Tax Incentives to Appear Small: Evidence from Thai Firms and Corporate Groups
This paper studies the effects of SME tax incentives on firm behaviors. We use firm-level panel data of all registered firms in Thailand to analyze the effects of a large reduction in corporate income tax rates for SMEs in 2011. First, we find that firms responded strongly to the SME tax incentive as indicated by a sharp bunching of firms just below the threshold after the incentive was introduced. The responses were concentrated among firms with positive EBIT, implying a financial motive for firms to remain small. Second, the bunching was prominent for stand-alone firms, where we observe slower revenue growth for those below the threshold. Third, we do not observe bunching for corporate-group firms, but we find evidence of tax-motivated profit shifting among them instead, especially among firms in small groups with weak corporate governance. Our analysis suggests that transfer pricing was likely a primary channel. Finally, despite the unintended consequences, we find that the incentive significantly raised the probability of firm’s survival and encouraged new firm registration, as the policy intended.

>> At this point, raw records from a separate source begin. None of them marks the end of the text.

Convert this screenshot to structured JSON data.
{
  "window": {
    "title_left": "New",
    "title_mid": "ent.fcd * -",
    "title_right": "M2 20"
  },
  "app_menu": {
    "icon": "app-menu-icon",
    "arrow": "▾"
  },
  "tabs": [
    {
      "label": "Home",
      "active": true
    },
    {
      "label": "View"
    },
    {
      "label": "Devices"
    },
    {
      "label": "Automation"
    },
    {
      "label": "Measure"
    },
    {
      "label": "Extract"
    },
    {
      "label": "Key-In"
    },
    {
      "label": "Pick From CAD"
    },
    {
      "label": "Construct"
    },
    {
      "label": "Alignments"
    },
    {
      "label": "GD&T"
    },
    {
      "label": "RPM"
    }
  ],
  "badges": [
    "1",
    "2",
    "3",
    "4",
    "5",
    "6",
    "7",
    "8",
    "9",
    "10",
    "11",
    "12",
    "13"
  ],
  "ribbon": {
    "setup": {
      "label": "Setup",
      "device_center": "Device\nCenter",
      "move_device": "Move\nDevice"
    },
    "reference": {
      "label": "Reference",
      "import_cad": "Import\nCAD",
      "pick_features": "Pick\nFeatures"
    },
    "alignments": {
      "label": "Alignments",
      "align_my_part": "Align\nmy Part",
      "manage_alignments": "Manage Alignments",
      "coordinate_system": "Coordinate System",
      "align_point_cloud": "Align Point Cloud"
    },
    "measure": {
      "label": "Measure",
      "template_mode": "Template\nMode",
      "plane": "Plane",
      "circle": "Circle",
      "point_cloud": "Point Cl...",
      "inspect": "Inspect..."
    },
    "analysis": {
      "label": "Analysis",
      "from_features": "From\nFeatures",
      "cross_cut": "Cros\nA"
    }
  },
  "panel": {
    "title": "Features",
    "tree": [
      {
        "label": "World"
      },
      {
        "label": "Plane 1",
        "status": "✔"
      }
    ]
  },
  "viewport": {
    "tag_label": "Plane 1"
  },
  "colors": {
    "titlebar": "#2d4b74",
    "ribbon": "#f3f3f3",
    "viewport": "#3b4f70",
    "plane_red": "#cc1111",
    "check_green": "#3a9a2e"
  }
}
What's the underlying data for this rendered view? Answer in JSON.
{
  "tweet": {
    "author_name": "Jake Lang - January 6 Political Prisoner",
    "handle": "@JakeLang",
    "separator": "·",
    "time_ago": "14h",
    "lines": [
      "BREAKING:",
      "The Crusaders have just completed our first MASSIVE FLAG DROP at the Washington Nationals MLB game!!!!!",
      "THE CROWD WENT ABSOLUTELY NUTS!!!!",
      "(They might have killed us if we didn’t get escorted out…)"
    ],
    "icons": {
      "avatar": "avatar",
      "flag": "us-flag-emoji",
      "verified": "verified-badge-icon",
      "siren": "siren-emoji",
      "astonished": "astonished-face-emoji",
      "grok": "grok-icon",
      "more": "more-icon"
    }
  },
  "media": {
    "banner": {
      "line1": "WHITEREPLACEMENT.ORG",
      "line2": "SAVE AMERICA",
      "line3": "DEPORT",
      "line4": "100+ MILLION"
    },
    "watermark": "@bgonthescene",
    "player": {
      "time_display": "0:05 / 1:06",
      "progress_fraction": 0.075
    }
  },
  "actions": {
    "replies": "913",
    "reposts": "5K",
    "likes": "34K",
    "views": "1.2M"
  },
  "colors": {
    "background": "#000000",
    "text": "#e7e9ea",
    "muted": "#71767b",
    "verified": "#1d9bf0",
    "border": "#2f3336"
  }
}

Understanding a Less Developed Labor Market through the Lens of Social Security Data
While understanding labor market dynamics is crucial for designing the country’s social protection programs, prohibitive longitudinal surveys are rarely available in less developed countries. We illustrate that employment history from Social Security records can provide several important insights by using data from a middle-income country, Thailand. First, in contrary to the traditional view, we find that the formal and informal sectors are quite connected. Our analysis of millions of individual histories by a machine learning technique shows that more than half of registered workers left the formal sector either seasonally or permanently long before their retirement age. This finding raises a question of whether the social protection schemes being separately designed for formal and informal workers are effective. Second, the semi-formal workers also had a much flatter wage-age profile compared to those always staying in the formal sector. This observation calls for effective redistributive tools to prevent earnings inequality to translate into disparities in old-age and transmit to the next generation. Lastly, on the employer size, we find that almost half of formally registered firms had fewer than five employees, the benchmark often used to define informal firms. This result suggests that the distributions of firm sizes differ across countries and the employer size alone is unlikely sufficient to define informal workers.